Blash S, Melican D, Gavin W
Genzyme Transgenics Corporation, Framingham, MA 01701, USA.
Theriogenology. 2000 Oct 1;54(6):899-905. doi: 10.1016/S0093-691X(00)00400-3.
In the field of transgenic production, the ability to carry a male's genetic contribution beyond its natural life span is remarkably important. The ability to successfully collect and cryopreserve sperm from the epididymis at necropsy may prove to be a useful technique for preserving valuable genes. Thirty-two bucks ranging in age from 13 days to 7 years were examined in this study and 25 had epididymal sperm extracted at necropsy. Seven bucks yielded clear fluid with no spermatozoa; all were under four months of age. Testes were removed from the scrotal sac, small lateral incisions made across the convoluted tubules, pressure applied to the tail of the epididymis and small droplets of sperm pipetted into equilibrated extender. The average initial analysis of wave motion (0 to 5, 5 being rapid wave motion), live/dead sperm percentage and acrosomal integrity of 25 fresh epididymal samples were 5.0, 92%, and 100%, respectively. By comparison, the same parameters obtained from 206 fresh ejaculated samples were 3.0, 86%, and 95%, respectively. After being cryopreserved in liquid nitrogen, one straw from each sample was thawed after 3 to 60 days of cryostorage. Results of post-thaw analysis of 25 cryopreserved epididymal sperm samples for live/dead percentage and acrosomal integrity were 82% and 84%, respectively. By comparison, results of post-thaw analysis of 206 cryopreserved ejaculated sperm samples for live/dead percentage and acrosomal integrity were 60% and 89%, respectively. To assess the competence of the frozen epididymal sperm, IVF and AI were performed. In parallel IVF experiments, 40% of the oocytes showed cleavage patterns, with 6% developing to the blastocyst stage using frozen epididymal sperm, while 37% of the oocytes showed cleavage patterns and 4% developed into blastocysts using frozen ejaculated sperm. One artificial insemination out of 20 resulted in a pregnancy using frozen epididymal sperm, while 7 of 18 artificial inseminations resulted in a pregnancy using frozen ejaculated sperm. This data documents the successful collection and cryopreservation of epididymal sperm from the goat and its use for in vitro fertilization and artificial insemination.
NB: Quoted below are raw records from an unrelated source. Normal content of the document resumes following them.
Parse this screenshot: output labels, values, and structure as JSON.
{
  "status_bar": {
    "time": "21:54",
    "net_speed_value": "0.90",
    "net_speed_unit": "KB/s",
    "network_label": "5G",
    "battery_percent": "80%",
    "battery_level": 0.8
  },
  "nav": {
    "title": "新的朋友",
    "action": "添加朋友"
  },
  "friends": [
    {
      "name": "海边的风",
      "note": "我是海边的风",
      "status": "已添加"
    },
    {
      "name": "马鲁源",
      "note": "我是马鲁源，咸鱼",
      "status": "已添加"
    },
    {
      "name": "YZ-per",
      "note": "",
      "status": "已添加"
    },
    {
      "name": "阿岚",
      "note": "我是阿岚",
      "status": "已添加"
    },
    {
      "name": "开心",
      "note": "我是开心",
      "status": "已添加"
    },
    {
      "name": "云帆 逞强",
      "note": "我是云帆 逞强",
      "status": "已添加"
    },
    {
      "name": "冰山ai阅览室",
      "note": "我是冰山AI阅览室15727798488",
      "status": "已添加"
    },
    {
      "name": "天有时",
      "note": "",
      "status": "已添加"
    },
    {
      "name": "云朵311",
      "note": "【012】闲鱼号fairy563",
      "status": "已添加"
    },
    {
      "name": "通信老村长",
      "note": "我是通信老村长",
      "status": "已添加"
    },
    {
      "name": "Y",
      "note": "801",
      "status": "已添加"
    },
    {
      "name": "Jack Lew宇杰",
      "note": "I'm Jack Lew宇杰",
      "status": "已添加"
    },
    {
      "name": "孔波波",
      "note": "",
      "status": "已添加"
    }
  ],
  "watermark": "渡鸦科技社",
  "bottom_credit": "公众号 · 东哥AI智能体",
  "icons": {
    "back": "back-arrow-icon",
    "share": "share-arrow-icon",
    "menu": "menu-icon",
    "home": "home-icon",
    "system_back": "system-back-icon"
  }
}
在转基因生产领域,使雄性的遗传贡献超越其自然寿命的能力非常重要。在尸检时成功从附睾采集并冷冻保存精子的能力可能被证明是保存珍贵基因的一项有用技术。本研究检查了32只年龄从13天到7岁的公羊,其中25只在尸检时采集了附睾精子。7只公羊产生的是无精子的清亮液体;它们均未满四个月大。从阴囊囊中取出睾丸,在盘曲的小管上做小的侧面切口,对附睾尾部施加压力,并用移液器将小滴精子移入平衡的稀释液中。对25份新鲜附睾样本的平均初始波动分析(0至5级,5级为快速波动)、活/死精子百分比和顶体完整性分别为5.0、92%和100%。相比之下,从206份新鲜射精样本获得的相同参数分别为3.0、86%和95%。在液氮中冷冻保存后,每个样本的一根细管在冷冻保存3至60天后解冻。对25份冷冻保存的附睾精子样本进行解冻后活/死百分比和顶体完整性分析的结果分别为82%和84%。相比之下,对206份冷冻保存的射精精子样本进行解冻后活/死百分比和顶体完整性分析的结果分别为60%和89%。为评估冷冻附睾精子的受精能力,进行了体外受精和人工授精。在平行的体外受精实验中,使用冷冻附睾精子时,40%的卵母细胞呈现出分裂模式,其中6%发育到囊胚阶段;而使用冷冻射精精子时,37%的卵母细胞呈现出分裂模式,4%发育成囊胚。20次人工授精中有1次使用冷冻附睾精子使母羊怀孕,而18次人工授精中有7次使用冷冻射精精子使母羊怀孕。这些数据证明了成功从山羊采集并冷冻保存附睾精子及其用于体外受精和人工授精。